Partnerships between Indigenous Nations and industry have become commonplace in B.C.

This agreement is a great example of First Nations taking on “full partnership” in the forest sector, according to Charlene Higgins, CEO of the B.C. First Nations Forestry Council. And the name change is “a step in recognizing the first people that were there.”

The Huu-ay-aht’s agreement with Western gives the Nation a chance to devise its own resource-management plan for TFL 44 that respect their traditional cultural values.
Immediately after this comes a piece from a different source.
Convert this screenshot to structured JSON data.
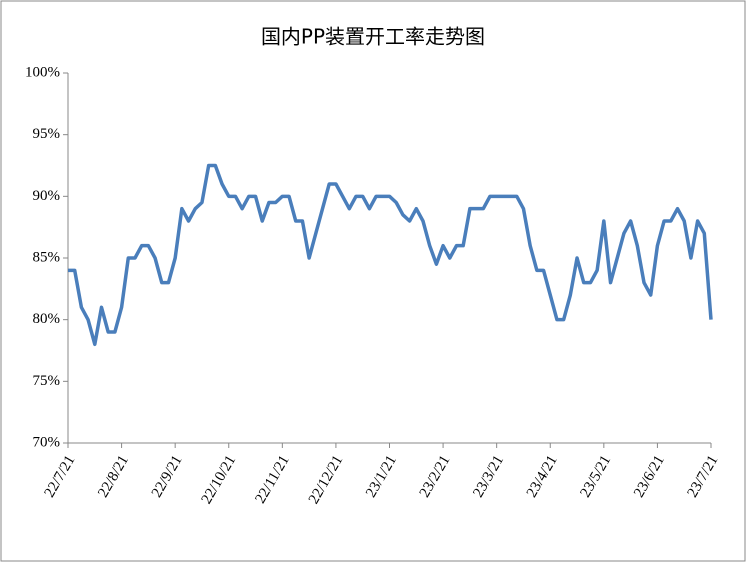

“It’s not a sea-change,” Jack said, acknowledging that forest practices have a evolved and improved, but it will give the Huu-ay-aht a chance to make sure measures are in place to identify and protect things that are culturally important when logging cut blocks are laid out.

Tsawak-qin is an anglicized spelling of the Nuu-chah-nulth language term C̕awak ʔqin, which translates to mean ‘we are one.’ And the name change, Jack said, caps “the significant amount of work that has already been done between our Nation, our economic-development wing, and Western Forest Products.”

A new stewardship-monitoring program, under the name Witwak Guardians which starts in January is part of the renaming, which will set “a new approach to protection, monitoring and enhancement” of forestry operations, according to their joint news release.

“The addition of the Witwak Guardian program will continue to ensure all of those living, working and visiting TFL will continue to adhere to these sacred principles when working or visiting our ḥahahuułi (lands),” said Tayii Ḥaw̓ił ƛiišin in the news release. That’s the traditional name for Derek Peters, the Huu-ay-aht head hereditary chief.

For Western, the name change is “just a great representation of the journey that we’ve been on,” said Shannon Janzen, the company’s vice-president for partnerships and chief forester.

The partnership, which creates a separate business with First Nations ownership, is a first for Western Forest Products, Janzen said, but shows “how reconciliation can work.”

“It’s also a great way in which to demonstrate how traditional values and modern forestry practices can work together to create a positive result,” she added.

Tree-farm licences are Crown forest tenures, which grant harvesting rights — and management obligations — to those who hold them on 25-year terms.

TFL 44 has an annual allowable harvest of 780,000 cubic metres of timber, Janzen said, which flows to Western’s six mills on Vancouver Island, including its Alberni Pacific division where the Huu-ay-aht also hold an interest.

“You won’t see much of a difference in the amount of timber that’s harvested in the first little while,” Jack said. “But what we really want to see, and this is what we’re bringing to the table, is an understanding and a focus on what specific forestry practices we can back.”